Regression analysis as well as quasi-experimental propensity score matching and coarsened exact matching methods demonstrated stronger causal links between bottom-up, microlocal programs in post-shock areas and better recoveries. In a world facing increasing damage from natural hazards and extreme weather events, societies need ways to build resilience at the community level that can respond to a variety of shocks and work for people of all ages. As the critical nature of social capital becomes clear to scholars, disaster managers, and decision makers alike, more and more communities look to neighbor-focused interventions and microlocal programs to build cohesion, trust, and engagement41. But scholarship on the empirically measurable impact of these projects lags behind42. This study demonstrated that individuals participating in a community center-based project reported higher levels of family and neighborhood recovery than similar individuals who did not participate at all or as much. In addition, data also demonstrated the positive effects of social capital on disaster recovery.

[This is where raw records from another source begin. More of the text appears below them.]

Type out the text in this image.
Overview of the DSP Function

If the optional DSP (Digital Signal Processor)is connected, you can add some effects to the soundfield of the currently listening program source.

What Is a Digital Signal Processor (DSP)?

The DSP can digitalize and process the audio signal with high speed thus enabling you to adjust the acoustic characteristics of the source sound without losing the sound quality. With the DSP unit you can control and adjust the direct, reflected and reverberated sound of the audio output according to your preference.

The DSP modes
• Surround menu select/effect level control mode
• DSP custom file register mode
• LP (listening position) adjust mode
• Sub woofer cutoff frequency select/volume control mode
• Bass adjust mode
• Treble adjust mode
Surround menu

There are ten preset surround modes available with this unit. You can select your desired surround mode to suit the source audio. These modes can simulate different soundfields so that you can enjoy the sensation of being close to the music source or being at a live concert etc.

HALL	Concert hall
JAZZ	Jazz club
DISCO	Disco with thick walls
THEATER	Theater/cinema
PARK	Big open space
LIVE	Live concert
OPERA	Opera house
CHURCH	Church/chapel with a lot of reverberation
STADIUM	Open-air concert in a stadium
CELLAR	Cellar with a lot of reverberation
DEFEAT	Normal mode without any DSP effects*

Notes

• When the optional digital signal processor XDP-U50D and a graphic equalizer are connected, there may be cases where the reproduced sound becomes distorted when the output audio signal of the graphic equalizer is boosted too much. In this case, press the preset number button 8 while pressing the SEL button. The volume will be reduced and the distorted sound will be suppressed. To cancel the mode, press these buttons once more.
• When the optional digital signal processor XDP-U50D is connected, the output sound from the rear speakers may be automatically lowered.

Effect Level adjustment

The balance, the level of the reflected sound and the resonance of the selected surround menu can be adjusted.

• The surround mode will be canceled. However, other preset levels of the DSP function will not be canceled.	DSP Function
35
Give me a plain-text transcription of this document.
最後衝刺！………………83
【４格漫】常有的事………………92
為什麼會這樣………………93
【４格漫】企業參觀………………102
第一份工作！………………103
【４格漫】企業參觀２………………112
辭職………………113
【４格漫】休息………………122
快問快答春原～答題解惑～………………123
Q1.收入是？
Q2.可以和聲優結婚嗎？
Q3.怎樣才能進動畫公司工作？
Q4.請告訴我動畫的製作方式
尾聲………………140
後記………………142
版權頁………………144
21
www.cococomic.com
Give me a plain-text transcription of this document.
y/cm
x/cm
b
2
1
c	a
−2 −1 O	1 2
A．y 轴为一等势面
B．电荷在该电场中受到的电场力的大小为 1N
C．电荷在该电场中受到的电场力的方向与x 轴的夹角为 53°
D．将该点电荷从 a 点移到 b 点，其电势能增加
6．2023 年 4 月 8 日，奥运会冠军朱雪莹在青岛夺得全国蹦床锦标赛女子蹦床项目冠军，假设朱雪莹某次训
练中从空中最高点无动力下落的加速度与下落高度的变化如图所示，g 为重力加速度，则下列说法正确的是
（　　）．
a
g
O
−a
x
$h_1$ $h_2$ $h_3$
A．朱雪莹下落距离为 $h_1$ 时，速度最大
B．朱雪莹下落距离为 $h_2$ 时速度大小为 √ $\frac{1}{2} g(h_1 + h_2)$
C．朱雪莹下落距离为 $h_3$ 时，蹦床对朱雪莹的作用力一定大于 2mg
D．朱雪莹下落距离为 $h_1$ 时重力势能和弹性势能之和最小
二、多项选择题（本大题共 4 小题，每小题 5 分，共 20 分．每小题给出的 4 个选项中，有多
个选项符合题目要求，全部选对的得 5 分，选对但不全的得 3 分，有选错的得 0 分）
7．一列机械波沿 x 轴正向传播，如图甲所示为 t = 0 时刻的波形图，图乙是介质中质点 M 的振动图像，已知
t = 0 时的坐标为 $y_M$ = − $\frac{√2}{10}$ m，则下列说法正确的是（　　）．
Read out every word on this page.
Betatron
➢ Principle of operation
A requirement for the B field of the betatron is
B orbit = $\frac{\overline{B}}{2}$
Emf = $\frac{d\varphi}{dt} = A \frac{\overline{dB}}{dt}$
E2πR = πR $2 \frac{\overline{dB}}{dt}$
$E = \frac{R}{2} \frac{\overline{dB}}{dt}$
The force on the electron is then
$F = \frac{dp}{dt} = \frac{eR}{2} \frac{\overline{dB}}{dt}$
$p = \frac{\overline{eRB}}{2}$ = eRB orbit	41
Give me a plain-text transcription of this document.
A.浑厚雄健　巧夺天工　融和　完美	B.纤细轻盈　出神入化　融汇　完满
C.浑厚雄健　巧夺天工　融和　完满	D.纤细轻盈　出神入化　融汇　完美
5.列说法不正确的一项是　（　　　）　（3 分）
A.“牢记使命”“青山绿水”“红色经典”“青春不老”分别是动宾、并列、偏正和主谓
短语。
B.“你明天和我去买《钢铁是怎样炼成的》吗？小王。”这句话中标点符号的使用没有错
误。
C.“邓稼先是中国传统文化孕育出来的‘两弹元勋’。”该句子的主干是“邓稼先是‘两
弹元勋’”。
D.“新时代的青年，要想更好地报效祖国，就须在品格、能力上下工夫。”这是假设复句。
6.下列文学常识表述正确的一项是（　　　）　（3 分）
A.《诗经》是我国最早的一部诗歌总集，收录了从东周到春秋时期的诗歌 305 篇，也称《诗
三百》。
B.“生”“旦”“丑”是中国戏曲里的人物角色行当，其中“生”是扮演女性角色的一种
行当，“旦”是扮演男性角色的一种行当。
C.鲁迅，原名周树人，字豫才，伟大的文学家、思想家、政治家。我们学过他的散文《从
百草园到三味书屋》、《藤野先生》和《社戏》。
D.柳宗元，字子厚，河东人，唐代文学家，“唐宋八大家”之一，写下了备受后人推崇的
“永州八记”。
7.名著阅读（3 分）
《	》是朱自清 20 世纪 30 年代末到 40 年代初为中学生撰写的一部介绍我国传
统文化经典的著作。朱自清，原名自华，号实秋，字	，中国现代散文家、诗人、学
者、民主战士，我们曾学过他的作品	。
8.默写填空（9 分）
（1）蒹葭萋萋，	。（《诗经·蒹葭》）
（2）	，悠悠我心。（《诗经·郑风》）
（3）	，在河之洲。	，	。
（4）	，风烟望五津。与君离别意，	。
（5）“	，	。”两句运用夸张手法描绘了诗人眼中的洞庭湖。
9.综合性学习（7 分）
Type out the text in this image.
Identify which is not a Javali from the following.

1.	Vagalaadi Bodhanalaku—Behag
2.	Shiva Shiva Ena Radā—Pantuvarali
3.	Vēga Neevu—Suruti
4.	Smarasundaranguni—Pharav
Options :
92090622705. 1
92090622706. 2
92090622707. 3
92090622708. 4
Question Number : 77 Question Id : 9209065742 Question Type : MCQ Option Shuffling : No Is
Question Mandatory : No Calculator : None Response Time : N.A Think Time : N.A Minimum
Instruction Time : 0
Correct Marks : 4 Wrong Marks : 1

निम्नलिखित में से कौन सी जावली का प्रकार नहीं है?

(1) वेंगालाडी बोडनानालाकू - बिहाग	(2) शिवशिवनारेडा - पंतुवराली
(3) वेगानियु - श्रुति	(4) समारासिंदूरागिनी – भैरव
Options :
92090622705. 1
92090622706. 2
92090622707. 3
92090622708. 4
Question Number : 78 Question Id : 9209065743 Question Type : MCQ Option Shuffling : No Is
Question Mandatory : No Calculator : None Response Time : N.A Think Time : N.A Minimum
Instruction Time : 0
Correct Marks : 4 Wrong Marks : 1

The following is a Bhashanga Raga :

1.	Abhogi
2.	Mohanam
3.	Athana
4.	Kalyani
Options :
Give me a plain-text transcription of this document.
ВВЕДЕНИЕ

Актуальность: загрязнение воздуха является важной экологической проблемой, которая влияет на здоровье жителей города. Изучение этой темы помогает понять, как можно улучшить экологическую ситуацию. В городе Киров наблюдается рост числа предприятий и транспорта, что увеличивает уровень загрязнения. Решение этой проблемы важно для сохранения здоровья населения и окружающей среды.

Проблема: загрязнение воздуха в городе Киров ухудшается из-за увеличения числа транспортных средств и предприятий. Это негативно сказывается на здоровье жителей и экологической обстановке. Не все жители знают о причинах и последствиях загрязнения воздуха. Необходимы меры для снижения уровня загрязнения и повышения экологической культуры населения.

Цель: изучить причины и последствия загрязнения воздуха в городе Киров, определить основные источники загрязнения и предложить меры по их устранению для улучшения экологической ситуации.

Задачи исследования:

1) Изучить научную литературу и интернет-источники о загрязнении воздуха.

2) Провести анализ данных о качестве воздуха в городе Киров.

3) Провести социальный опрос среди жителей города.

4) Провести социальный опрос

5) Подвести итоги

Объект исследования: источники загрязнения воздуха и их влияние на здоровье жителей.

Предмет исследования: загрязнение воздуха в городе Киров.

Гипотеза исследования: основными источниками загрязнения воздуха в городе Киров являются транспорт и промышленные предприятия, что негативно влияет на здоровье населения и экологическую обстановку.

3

Given the relatively low costs of social infrastructure such as community centers, libraries, and parks, disaster managers, local government officials, and residents of vulnerable communities should look to them as potential resources in building resilience to future shocks. Supporting qualitative studies of the role of social infrastructure43, this research provides solid quantitative evidence that investing in microlevel, community-tie building facilities simultaneously builds local cohesion while accelerating the pace of recovery after shocks. With societies worldwide facing more powerful natural hazards and simultaneously experiencing a growing population of elderly residents, projects such as Ibasho may be a model for building resilience.